Unfortuantely Java has some major issues doing that (unsigned int problem)
Does anybody know, how I can convert an integer e.g.
x = 223;
to an 8-bit character in Java to attach it to a String ?
char = (char)x; // does not work !! 16 bit !! I need 8 bit !
A char is 16-bit in Java. Use a byte if you need an 8-bit datatype.
See How to convert Strings to and from UTF8 byte arrays in Java on how to convert a byte[] to String with UTF-8 encoding.

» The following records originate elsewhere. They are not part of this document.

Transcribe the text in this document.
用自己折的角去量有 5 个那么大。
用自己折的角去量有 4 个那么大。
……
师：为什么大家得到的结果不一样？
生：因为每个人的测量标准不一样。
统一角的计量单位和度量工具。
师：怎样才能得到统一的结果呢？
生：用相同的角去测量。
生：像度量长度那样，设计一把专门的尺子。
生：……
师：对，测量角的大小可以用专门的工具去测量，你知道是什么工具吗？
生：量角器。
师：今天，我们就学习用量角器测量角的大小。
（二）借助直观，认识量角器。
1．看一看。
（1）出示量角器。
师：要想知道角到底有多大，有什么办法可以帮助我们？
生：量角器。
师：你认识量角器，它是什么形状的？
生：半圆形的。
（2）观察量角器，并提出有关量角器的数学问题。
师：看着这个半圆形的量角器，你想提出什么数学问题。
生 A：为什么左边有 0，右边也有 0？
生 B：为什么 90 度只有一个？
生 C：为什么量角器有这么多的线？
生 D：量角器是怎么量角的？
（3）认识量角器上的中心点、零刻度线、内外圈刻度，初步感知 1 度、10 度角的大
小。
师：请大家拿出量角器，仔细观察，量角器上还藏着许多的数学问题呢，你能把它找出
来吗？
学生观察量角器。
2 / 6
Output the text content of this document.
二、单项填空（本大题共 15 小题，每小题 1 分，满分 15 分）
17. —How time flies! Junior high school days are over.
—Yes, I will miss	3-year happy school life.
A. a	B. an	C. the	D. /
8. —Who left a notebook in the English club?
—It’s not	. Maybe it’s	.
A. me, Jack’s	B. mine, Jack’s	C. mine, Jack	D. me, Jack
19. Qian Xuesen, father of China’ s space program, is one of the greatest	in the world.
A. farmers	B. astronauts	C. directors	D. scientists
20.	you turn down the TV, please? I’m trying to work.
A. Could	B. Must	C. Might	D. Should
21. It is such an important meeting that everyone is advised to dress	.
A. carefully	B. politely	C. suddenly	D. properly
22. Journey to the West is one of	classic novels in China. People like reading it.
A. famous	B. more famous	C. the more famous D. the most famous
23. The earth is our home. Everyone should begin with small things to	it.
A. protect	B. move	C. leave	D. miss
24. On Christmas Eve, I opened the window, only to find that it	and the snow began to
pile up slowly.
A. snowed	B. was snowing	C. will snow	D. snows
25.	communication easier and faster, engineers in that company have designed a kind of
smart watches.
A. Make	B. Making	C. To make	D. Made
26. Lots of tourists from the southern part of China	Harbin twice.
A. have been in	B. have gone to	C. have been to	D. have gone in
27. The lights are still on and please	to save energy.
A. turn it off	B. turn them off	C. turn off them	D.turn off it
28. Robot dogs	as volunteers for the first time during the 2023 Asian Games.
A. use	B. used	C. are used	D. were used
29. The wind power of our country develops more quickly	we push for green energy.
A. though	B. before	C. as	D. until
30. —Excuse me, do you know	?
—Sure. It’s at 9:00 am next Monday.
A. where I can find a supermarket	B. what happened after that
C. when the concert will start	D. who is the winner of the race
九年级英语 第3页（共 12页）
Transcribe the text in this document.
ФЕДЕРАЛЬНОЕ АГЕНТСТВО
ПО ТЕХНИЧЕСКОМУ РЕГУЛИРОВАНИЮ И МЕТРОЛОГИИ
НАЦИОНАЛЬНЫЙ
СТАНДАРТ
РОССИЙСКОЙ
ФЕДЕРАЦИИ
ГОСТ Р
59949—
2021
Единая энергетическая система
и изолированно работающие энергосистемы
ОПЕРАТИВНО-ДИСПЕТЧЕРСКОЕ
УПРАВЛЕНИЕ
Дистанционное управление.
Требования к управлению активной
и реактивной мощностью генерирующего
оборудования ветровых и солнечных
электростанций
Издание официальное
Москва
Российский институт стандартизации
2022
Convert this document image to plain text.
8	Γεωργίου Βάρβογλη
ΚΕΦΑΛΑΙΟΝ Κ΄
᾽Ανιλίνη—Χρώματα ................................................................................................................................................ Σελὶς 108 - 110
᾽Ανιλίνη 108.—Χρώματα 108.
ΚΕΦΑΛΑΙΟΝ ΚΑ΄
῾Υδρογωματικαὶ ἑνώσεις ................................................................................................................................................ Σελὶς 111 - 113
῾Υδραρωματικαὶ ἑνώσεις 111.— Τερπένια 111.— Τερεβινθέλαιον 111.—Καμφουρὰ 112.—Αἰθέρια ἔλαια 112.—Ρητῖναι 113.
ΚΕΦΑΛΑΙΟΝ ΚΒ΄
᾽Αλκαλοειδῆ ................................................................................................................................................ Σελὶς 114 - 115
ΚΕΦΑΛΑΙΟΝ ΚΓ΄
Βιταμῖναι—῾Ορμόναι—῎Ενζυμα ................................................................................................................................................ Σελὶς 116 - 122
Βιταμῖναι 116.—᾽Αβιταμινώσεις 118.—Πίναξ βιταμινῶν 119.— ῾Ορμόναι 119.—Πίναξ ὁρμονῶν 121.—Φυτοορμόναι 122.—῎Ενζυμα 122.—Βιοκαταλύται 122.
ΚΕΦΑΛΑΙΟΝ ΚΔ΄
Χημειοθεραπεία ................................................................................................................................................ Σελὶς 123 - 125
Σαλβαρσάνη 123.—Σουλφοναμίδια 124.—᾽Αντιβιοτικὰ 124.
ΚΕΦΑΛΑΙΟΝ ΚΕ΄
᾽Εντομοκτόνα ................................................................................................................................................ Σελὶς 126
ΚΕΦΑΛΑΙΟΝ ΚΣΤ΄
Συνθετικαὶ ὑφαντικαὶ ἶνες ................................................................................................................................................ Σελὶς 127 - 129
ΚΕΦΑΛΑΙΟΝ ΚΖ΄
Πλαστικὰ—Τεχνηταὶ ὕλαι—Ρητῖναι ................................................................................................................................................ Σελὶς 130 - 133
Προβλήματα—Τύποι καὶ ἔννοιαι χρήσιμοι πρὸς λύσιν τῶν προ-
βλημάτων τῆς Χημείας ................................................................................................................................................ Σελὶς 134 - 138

Sending a java.lang.String over the wire is probably the wrong approach here, since Strings are always 16-bit (since Java was designed for globalization and stuff). If your radio library allows you to pass a byte[] instead of a String, that will allow you to send 8-bit values without needing to worry about converting to UTF8. As far as converting from an int to an unsigned byte, you'll probably want to look at this article.
int to array of bytes
public byte[] intToByteArray(int num){
byte[] intBytes = new byte[4];
intBytes[0] = (byte) (num >>> 24);
intBytes[1] = (byte) (num >>> 16);
intBytes[2] = (byte) (num >>> 8);
intBytes[3] = (byte) num;
return intBytes;
}
note endianness here is big endian.